In more recent months, we have extended our research, exploring how Human Company Design manifests in companies of all sizes and, more importantly, how it originates. Our early explorations suggest that human companies share these 5 traits:
- Intentionality. Leaders who engage in Human Company Design intentionally create new models for how organizations are formed, funded, and operated, often flying in the face of conventional business wisdom.
- The compass. Each leader we spoke to navigates critical business decisions through a unique set of values, if not a moral responsibility. This compass is emulated by staff, and often verbally expressed as a refrain.
- Congruent policies. Human Company Design is not reactionary. Nor is it accomplished in a one-off policy. Rather, it is evident throughout all policies, including compensation, equity structure, healthcare benefits, family leave, working hours/time off, education and trajectory, and inclusion. While we are not absolutist in what constitutes a “human policy,” we observed practical examples that align with leadership’s compass.

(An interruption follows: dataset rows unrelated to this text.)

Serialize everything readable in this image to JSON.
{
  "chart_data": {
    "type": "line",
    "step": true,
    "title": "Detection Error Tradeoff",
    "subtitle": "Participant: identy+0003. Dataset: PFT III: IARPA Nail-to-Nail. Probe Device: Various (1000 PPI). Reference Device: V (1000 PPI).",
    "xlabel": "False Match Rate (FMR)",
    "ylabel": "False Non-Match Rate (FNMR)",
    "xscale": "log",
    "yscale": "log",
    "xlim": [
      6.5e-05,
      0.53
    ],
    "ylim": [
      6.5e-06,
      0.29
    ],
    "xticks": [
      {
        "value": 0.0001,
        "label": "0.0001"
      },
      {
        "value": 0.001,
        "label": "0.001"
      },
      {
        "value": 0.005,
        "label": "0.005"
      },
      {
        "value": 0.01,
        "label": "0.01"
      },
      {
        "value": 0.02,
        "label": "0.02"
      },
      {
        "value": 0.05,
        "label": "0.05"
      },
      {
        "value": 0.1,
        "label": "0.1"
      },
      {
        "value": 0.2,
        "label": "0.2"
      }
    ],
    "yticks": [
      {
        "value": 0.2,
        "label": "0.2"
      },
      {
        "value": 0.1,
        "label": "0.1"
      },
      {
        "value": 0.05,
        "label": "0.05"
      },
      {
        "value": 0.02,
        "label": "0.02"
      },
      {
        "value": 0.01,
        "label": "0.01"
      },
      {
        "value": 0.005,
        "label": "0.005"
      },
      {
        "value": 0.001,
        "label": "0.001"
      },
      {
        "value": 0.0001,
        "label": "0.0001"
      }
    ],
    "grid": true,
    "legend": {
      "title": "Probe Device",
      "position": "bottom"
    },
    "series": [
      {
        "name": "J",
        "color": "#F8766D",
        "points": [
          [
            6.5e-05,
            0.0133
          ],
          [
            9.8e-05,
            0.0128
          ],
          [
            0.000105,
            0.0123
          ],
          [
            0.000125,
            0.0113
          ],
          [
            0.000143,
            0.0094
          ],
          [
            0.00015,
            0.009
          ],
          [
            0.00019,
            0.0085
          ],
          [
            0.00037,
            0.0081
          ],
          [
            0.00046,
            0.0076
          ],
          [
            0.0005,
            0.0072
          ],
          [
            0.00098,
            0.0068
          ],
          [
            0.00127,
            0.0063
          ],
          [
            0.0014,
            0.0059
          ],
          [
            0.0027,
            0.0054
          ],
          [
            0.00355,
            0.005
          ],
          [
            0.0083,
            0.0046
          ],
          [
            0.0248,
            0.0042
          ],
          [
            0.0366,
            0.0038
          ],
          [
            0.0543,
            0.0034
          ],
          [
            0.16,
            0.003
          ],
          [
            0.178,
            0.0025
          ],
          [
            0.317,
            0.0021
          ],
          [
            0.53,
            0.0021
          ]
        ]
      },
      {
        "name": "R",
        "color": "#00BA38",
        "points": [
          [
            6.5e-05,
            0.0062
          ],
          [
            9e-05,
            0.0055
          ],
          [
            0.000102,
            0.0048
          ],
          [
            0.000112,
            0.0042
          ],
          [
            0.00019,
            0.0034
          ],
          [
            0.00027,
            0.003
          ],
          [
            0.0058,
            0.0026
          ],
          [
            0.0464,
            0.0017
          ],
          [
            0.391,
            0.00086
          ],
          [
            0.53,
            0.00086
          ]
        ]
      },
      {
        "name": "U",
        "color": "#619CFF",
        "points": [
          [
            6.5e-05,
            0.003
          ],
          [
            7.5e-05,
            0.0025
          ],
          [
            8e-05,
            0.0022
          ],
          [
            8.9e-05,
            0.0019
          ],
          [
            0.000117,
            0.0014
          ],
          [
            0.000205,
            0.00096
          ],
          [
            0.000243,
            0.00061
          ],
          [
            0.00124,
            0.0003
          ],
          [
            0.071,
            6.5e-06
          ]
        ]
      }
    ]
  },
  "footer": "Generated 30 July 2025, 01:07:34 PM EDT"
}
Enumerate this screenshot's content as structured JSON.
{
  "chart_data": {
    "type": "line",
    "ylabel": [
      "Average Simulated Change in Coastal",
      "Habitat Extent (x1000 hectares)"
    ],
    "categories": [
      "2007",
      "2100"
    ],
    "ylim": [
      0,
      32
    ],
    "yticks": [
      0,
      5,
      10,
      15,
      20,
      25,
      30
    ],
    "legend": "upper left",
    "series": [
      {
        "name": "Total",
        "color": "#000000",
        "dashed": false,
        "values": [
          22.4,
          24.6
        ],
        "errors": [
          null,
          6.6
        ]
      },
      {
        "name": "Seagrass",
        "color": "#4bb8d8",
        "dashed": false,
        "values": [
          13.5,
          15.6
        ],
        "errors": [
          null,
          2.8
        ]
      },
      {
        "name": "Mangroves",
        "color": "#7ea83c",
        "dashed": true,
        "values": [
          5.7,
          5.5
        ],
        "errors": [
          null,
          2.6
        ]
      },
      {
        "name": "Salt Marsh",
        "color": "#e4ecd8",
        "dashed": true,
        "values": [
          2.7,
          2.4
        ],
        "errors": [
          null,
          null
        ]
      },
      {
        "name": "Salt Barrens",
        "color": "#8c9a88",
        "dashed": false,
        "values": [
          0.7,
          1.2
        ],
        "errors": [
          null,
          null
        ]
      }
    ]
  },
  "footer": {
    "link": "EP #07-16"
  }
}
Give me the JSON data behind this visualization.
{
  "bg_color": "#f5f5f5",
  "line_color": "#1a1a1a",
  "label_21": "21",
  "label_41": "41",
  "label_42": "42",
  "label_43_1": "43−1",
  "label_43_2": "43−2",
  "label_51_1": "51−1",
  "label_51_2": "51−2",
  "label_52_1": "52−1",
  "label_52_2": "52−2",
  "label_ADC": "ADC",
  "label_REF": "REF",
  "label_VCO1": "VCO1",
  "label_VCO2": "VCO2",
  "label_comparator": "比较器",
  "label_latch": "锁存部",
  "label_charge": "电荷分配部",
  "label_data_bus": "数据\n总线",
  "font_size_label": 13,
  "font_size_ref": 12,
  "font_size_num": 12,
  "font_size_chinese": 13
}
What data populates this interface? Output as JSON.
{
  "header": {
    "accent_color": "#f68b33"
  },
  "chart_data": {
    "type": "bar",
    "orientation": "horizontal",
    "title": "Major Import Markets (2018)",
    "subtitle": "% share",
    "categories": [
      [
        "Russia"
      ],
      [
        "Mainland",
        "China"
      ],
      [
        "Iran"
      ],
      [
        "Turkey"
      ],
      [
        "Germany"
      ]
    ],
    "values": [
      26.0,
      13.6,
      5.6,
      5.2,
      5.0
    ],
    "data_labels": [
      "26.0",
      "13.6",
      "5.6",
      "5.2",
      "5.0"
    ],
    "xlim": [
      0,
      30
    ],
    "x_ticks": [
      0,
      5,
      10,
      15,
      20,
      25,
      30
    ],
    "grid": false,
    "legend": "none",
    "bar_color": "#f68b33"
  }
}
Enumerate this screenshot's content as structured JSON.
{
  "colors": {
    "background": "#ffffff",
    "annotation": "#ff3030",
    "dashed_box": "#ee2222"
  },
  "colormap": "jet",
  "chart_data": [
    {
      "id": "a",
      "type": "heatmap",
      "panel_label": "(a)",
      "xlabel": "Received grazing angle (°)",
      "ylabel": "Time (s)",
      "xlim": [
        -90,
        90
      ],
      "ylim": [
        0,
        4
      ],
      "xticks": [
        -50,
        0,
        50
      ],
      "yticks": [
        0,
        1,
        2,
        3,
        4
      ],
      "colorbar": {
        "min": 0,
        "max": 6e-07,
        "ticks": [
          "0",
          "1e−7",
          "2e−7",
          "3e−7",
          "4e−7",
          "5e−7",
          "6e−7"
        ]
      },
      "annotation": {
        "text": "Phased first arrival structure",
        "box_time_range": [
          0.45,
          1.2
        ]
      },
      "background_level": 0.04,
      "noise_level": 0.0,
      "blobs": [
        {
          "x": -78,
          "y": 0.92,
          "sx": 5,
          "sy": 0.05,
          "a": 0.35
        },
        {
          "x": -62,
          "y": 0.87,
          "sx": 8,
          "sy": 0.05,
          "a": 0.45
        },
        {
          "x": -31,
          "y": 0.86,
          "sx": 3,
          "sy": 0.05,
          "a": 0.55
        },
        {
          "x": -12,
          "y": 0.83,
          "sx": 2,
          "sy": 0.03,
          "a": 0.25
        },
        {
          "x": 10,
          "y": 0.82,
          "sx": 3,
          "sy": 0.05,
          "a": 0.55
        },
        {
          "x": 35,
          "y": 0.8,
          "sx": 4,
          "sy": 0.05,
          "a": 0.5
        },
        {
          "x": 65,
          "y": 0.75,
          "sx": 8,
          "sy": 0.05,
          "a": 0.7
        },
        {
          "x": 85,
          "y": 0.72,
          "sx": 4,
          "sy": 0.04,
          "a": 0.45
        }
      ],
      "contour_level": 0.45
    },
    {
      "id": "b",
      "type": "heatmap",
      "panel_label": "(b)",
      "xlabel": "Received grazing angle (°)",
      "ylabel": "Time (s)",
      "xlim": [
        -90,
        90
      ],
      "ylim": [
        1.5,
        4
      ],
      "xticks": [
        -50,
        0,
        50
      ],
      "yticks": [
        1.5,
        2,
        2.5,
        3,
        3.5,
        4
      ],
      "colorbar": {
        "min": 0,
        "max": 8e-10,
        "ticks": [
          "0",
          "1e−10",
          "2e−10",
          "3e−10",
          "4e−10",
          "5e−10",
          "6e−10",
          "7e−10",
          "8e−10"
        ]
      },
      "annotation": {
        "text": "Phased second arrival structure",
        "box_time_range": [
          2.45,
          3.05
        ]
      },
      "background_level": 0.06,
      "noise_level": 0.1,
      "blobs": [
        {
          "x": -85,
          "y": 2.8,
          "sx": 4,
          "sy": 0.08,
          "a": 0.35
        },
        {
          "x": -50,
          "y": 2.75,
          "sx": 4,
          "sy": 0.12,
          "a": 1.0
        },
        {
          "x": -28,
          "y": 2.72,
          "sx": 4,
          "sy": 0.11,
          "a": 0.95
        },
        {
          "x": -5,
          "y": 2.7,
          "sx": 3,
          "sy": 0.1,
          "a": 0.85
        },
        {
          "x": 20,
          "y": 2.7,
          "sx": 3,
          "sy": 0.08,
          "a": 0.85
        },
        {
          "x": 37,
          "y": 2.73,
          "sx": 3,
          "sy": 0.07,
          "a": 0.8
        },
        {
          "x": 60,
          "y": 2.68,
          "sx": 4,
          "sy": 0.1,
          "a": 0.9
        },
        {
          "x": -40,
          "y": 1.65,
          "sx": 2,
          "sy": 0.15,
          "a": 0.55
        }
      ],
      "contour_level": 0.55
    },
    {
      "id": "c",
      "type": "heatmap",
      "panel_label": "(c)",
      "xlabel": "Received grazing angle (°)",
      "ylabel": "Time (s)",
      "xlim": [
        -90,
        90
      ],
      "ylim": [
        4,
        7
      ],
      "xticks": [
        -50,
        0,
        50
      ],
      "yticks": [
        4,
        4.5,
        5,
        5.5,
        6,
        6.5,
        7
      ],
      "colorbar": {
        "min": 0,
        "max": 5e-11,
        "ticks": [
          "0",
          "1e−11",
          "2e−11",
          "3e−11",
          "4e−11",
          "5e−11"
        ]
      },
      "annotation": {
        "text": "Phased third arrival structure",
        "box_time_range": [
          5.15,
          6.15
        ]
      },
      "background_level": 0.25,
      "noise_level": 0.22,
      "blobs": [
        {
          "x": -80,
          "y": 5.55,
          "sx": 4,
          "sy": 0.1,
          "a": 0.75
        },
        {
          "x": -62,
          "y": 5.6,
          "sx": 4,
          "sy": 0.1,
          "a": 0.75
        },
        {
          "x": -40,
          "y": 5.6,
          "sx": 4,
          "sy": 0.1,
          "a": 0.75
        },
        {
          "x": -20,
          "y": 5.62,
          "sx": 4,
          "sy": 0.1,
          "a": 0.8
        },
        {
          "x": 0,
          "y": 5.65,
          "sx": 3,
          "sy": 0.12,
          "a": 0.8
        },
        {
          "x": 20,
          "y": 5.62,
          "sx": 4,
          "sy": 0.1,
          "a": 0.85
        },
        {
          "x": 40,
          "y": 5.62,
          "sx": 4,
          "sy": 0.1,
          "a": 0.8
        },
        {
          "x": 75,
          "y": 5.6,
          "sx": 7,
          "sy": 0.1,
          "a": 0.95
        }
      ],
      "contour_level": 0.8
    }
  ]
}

- Role-modeling. Human companies don’t make exceptions for founders and management. If the boss doesn’t take family leave, the policy is not authentic. Conversely, if the CEO benefits from a greater family leave than staff, it is not truly a human company. Human Company Design is almost exclusively top-down.
- Projections and progress. Human companies set goals for how they invest in people, much as they set goals for product development or revenue projections. They foster and fund workstreams that will achieve the projections on a rolling basis based on company size and budget. This is in direct contrast to relatively small, one-time investments in “culture” or perks.